Progressive accumulation of intracellular inclusions of α-synuclein protein in the nervous system is a characteristic feature of Lewy Body diseases which is part of a spectrum of sporadic and hereditary neurodegenerative diseases termed α- synucleinopathies. The definitive involvement of α-synuclein in the etiology of these disorders was established by the findings that mutations in α-synuclein can directly cause Lewy body dementia. Many studies suggest that the progressive spread of α-synuclein pathology in the peripheral nervous system and the brain occurs through direct α-synuclein transmission between cells. However, there is a major gap in our understanding of the epigenetic factors that modulate such prionoid properties of α-synuclein. Our preliminary data suggests that α-synuclein is an immunogenic protein and that additional factors, such as activation of cellular immunity, may contribute to the prionoid propagation of peripherally administered exogenous α-synuclein to the CNS of mice. To provide novel insights into immune-mediated mechanisms involved in induction of CNS α-synuclein inclusion pathology following peripheral challenge with exogenous α-synuclein, we have assembled a team of experienced investigators with diverse and unique expertise in α-synuclein proteostasis and neuroimmune regulation. In Aim 1, we will determine whether inflammatory preconditioning of peripheral immune milieu exacerbates induction and CNS transmission of α-synuclein pathology following peripheral challenge with exogenous α- synuclein fibrils. In Aim 2, we will test whether the prionoid properties of α-synuclein fibrils is suppressed in two independent lines of immunodeficient α-synuclein transgenic mice. Our study will inform us on the interplay between α- synuclein seeding and propagation and cellular immunity. We expect our study to be highly translational as it will clarify 1) potential interactions between α-synuclein and cellular immunity and further help us 2) devise preventive immunobiotherapies strategies to slow down intercellular α-synuclein pathogenesis in the future.

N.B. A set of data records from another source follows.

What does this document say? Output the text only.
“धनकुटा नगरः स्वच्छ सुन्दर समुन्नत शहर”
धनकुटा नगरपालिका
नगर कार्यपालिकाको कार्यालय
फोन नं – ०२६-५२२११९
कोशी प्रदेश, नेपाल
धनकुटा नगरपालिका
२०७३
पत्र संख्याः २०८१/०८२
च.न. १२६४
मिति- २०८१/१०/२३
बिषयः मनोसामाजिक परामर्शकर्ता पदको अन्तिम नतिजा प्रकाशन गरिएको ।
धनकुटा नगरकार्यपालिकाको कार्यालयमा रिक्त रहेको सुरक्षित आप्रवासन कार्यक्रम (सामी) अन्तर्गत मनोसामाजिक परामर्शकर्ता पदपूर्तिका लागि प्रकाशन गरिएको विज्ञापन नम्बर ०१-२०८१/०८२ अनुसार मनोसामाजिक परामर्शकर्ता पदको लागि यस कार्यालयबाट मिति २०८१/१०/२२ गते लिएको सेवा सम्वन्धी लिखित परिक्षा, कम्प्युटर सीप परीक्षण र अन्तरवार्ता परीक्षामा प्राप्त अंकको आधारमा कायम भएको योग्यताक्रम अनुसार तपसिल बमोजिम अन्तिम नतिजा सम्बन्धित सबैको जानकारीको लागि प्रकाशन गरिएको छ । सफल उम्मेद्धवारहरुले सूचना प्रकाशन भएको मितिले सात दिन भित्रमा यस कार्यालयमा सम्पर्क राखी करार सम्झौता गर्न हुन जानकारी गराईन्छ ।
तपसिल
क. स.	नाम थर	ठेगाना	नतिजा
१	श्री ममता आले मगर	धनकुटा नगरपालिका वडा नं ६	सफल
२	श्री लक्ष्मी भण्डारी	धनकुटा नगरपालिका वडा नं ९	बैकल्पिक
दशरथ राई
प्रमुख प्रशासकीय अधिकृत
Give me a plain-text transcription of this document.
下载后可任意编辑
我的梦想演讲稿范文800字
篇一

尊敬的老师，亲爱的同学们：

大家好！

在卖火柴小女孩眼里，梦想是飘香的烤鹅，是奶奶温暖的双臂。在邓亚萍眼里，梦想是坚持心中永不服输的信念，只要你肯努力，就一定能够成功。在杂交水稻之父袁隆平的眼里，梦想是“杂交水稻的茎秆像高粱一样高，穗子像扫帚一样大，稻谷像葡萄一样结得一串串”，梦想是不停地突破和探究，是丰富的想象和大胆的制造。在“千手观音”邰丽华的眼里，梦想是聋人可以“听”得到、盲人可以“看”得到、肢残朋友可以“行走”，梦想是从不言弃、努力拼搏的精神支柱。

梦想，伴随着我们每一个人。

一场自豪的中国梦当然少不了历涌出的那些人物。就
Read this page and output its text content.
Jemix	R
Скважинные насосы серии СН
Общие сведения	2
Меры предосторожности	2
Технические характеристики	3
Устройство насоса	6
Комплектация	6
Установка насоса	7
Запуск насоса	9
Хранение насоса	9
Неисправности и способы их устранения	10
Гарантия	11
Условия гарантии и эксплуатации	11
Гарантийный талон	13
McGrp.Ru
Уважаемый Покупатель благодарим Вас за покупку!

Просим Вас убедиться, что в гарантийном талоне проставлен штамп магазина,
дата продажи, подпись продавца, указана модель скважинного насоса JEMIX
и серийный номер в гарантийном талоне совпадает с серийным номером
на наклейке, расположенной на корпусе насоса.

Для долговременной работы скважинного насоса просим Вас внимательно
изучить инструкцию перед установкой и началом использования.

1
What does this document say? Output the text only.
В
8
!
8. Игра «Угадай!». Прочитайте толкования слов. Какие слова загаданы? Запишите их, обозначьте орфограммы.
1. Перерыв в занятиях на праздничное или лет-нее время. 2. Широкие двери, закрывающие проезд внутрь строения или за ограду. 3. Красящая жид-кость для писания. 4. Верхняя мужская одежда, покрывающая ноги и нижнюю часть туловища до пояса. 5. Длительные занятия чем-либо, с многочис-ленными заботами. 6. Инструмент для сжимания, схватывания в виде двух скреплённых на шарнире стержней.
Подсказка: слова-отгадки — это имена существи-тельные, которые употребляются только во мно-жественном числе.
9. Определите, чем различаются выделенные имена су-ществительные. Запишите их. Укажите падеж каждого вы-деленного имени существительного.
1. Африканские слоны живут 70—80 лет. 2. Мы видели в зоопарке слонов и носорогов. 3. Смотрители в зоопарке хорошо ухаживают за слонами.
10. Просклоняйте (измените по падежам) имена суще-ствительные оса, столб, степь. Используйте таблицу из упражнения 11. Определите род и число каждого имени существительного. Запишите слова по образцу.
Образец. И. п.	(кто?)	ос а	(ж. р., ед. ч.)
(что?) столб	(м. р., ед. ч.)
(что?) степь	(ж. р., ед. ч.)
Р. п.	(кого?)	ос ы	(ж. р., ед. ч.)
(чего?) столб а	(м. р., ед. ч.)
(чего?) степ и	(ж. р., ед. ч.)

神经系统中α-突触核蛋白蛋白的细胞内夹杂物的逐渐积累是一种特征 路易体疾病是一系列零星和遗传神经退行性疾病的一部分 综合病。 α-突触核蛋白在这些疾病的病因中的确切参与是由 发现α-突触核蛋白中的突变会直接引起Lewy身体痴呆。许多研究表明渐进式 α-突触核蛋白病理在周围神经系统中的传播和大脑通过直接α-核蛋白发生 细胞之间的传播。但是，我们对调节这种表观遗传因素的理解存在一个主要差距 α-突触核蛋白的phion型特性。我们的初步数据表明α-突触核蛋白是一种免疫原性蛋白，并且 其他因素，例如细胞免疫的激活，可能有助于外周的pro繁殖 对小鼠中枢神经系统的外源α-突触核蛋白施用。为免疫介导的机制提供新的见解 涉及在外周攻击后与外源性α-突触核蛋白，诱导CNSα-突触核蛋白纳入病理学， 我们组建了一支经验丰富的研究人员团队，在α-核蛋白蛋白质癌和 神经免疫调节。在AIM 1中，我们将确定外周免疫环境的炎症预处理是否 在外周挑战之后，外源性α-加剧α-突触核蛋白病理的诱导和中枢神经系统的传播 综合蛋白原纤维。在AIM 2中，我们将测试α-突触核蛋白原纤维的prionoid性能是否在两个中被抑制 免疫缺陷α-突触核蛋白转基因小鼠的独立线。我们的研究将告知我们α-之间的相互作用 综合蛋白的播种，传播和细胞免疫。我们预计我们的研究将被高度翻译，因为它将澄清 1）α-突触核蛋白和细胞免疫学之间的潜在相互作用并进一步帮助我们2）设计预防 未来减慢细胞间α-突触核蛋白发病机理的免疫疗法策略。